TRT Tarafsızlığını Yitirdi mi? Vergilerle Susturulan Halkın Çığlığı Yükseliyor!
Türkiye Cumhuriyeti Anayasası’nın teminat altına aldığı ifade özgürlüğü, barışçıl eylem ve düşünce beyan etme hakkı, son dönemlerde artan baskılar nedeniyle ciddi bir tehdit altında. Bu haklarını kullanan yurttaşlar; gözaltı, tutuklama ve işten çıkarılma gibi yaptırımlarla karşı karşıya kalıyor.Bu endişe verici gelişmelerin en çarpıcı örneklerinden biri ise kamu yayıncılığı misyonunu taşıyan Türkiye Radyo Televizyon Kurumu (TRT) üzerinden yaşanıyor. Anayasaya göre tarafsız yayın yapmakla yükümlü olan TRT’nin, halkın vergileriyle finanse edilmesine rağmen iktidar yanlısı bir çizgiye kaydığı ifade ediliyor.
‘’TRT HALKIN DEĞİL, İKTİDARIN SESİ OLDU”
Kamuoyunda geniş yankı uyandıran açıklamalara göre TRT, farklı düşünen, eleştiren ve anayasal sınırlar içinde boykot çağrısı yapan birey ve sanatçılara ekranlarını kapatıyor. Özellikle boykot çağrısında bulunan sanatçıların projelerden çıkarılması, tarafsız yayıncılığın ciddi şekilde sorgulanmasına neden oluyor.

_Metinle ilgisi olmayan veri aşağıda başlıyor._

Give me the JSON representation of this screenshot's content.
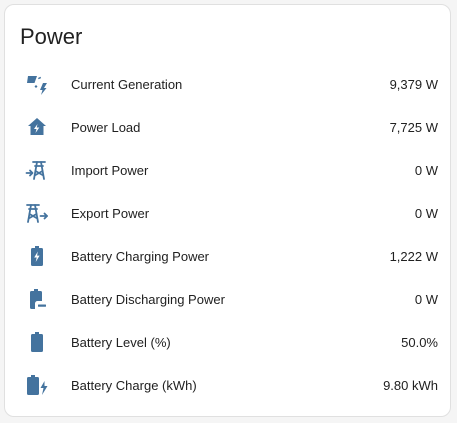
{
  "card": {
    "title": "Power"
  },
  "colors": {
    "icon": "#44739e",
    "text": "#212121",
    "card_background": "#ffffff",
    "page_background": "#f5f5f5"
  },
  "entities": [
    {
      "icon": "solar-power-icon",
      "label": "Current Generation",
      "value": "9,379 W"
    },
    {
      "icon": "home-lightning-icon",
      "label": "Power Load",
      "value": "7,725 W"
    },
    {
      "icon": "transmission-tower-import-icon",
      "label": "Import Power",
      "value": "0 W"
    },
    {
      "icon": "transmission-tower-export-icon",
      "label": "Export Power",
      "value": "0 W"
    },
    {
      "icon": "battery-charging-icon",
      "label": "Battery Charging Power",
      "value": "1,222 W"
    },
    {
      "icon": "battery-minus-icon",
      "label": "Battery Discharging Power",
      "value": "0 W"
    },
    {
      "icon": "battery-icon",
      "label": "Battery Level (%)",
      "value": "50.0%"
    },
    {
      "icon": "battery-charging-high-icon",
      "label": "Battery Charge (kWh)",
      "value": "9.80 kWh"
    }
  ]
}
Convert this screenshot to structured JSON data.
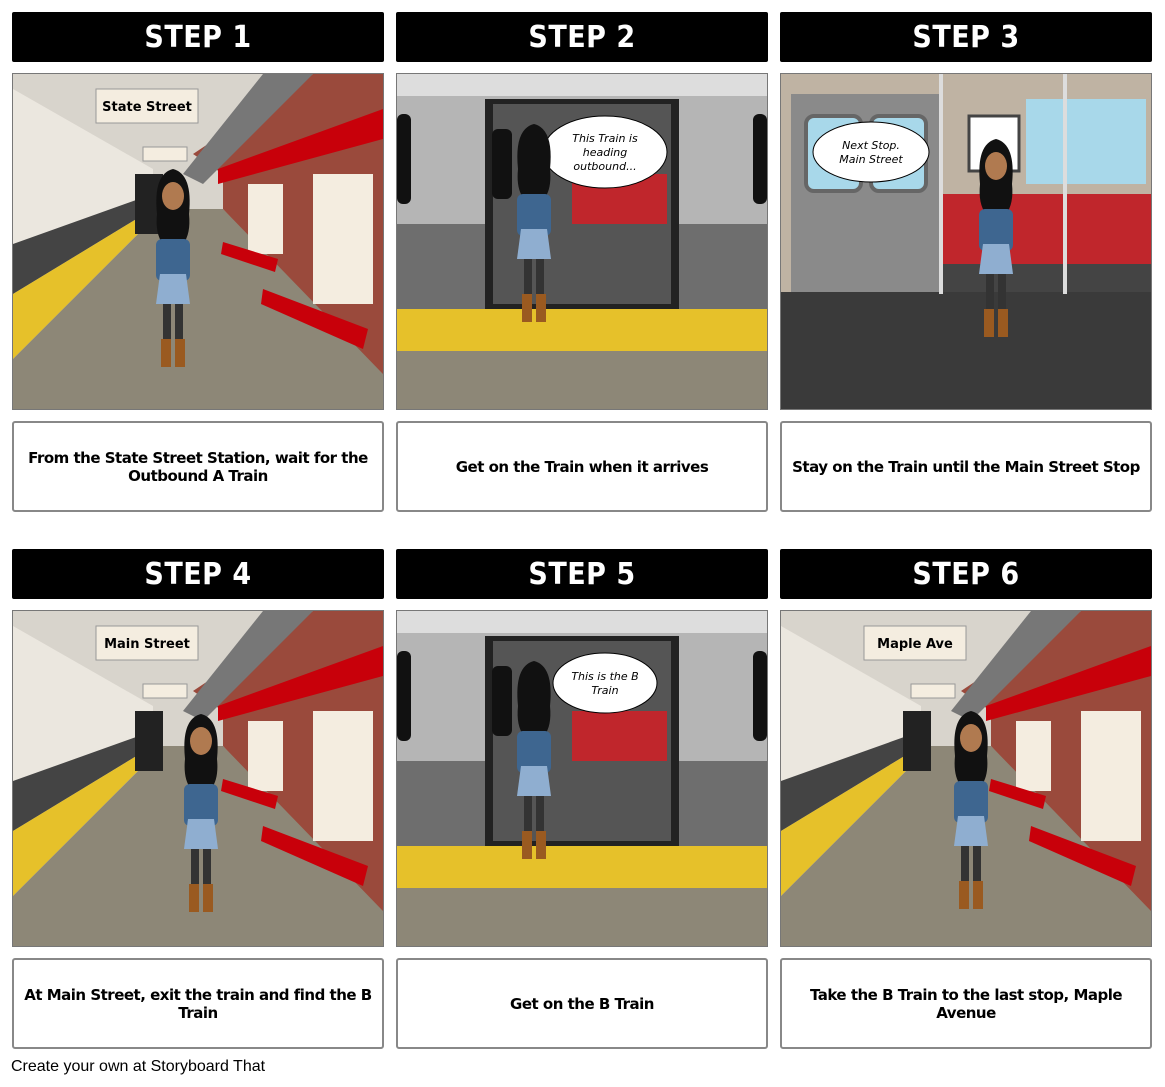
{
  "panels": [
    {
      "title": "STEP 1",
      "scene": "station",
      "sign": "State Street",
      "pose": "phone",
      "caption": "From the State Street Station, wait for the Outbound A Train"
    },
    {
      "title": "STEP 2",
      "scene": "train-door",
      "bubble": [
        "This Train is",
        "heading",
        "outbound..."
      ],
      "caption": "Get on the Train when it arrives"
    },
    {
      "title": "STEP 3",
      "scene": "train-interior",
      "bubble": [
        "Next Stop.",
        "Main Street"
      ],
      "caption": "Stay on the Train until the Main Street Stop"
    },
    {
      "title": "STEP 4",
      "scene": "station",
      "sign": "Main Street",
      "pose": "stand",
      "caption": "At Main Street, exit the train and find the B Train"
    },
    {
      "title": "STEP 5",
      "scene": "train-door",
      "bubble": [
        "This is the B",
        "Train"
      ],
      "caption": "Get on the B Train"
    },
    {
      "title": "STEP 6",
      "scene": "station",
      "sign": "Maple Ave",
      "pose": "shrug",
      "caption": "Take the B Train to the last stop, Maple Avenue"
    }
  ],
  "footer": "Create your own at Storyboard That",
  "colors": {
    "header": "#000000",
    "bench": "#c8000a",
    "platform_stripe": "#e6c12a",
    "brick": "#9a4a3c",
    "window": "#a8d8ea"
  }
}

Açıklamada şu ifadeler dikkat çekiyor:
“TRT, halkın değil iktidarın sesi olmuş, hatta kokuşmuş bir aparata dönüşmüştür. Halktan aldığı vergilerle halkı susturamaz.”
VERGİLERLE SANSÜR MÜMKÜN MÜ?
TRT’nin halktan toplanan vergilerle yayın yaptığını hatırlatan açıklama, kurumun bu bütçeyi halkı susturmak ve tek sesli bir yayın politikası yürütmek için kullanmasını “kamu görevi ihlali” olarak değerlendiriyor. Bu durumun yalnızca ifade özgürlüğünü değil, aynı zamanda kamu kaynaklarının doğru ve adil kullanımını da sorgulanır hale getirdiği vurgulanıyor.

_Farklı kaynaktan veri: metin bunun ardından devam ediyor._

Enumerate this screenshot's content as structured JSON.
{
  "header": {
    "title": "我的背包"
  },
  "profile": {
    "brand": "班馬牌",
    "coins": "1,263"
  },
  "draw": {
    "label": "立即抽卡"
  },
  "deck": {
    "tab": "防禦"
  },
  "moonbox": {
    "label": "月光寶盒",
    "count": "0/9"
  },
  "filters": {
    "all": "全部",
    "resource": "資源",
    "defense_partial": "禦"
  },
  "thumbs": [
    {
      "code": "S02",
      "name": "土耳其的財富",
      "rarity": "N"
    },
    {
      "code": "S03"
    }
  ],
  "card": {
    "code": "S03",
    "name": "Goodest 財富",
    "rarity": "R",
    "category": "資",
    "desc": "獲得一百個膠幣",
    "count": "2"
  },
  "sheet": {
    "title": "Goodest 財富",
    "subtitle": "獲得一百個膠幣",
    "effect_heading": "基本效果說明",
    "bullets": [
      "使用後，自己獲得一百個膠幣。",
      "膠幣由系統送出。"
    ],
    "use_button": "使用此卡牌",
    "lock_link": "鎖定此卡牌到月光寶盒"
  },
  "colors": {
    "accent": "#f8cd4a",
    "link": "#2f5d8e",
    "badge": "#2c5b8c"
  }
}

''TRT, CUMHURİYETİN KURUCU İLKELERİNE BAĞLI KALMAK ZORUNDADIR”
Açıklamada TRT’nin yalnızca bir yayın organı değil, aynı zamanda Cumhuriyetin kurucu değerlerine bağlı kalması gereken bir kamu kurumu olduğu hatırlatılıyor. Kurumun ideolojik olarak herhangi bir siyasi görüşün aracı haline gelmesinin, anayasaya aykırı olduğu belirtiliyor.
‘’BU YAYINCILIK ANLAYIŞI MEŞRUİYETİNİ YİTİRMİŞTİR”
TRT’nin mevcut yayın politikası devam ettiği sürece, protesto ve boykotun meşru bir yurttaş tepkisi olduğu vurgulanıyor. Halkın kendisine düşmanlık eden bir kuruma maddi destek sunmak zorunda olmadığı belirtilerek şu çağrı yapılıyor:
“TRT başta olmak üzere tüm kamu kurumlarının yöneticilerine anayasal görevlerini hatırlatıyor, Türk halkının ve Cumhuriyetin yanında cesaretle durmaya davet ediyoruz.”
‘’TRT’YE NET MESAJ: “BU MİLLET TEK ADAMIN TEBAASI DEĞİLDİR”
Açıklamanın sonunda Türkiye halkının özgürlük ve demokrasiye layık olduğu belirtiliyor ve kamu kurumlarının, halkın yanında yer alması gerektiği bir kez daha vurgulanıyor:
“TRT, halkındır. Ve halkın sesi asla susturulamaz.”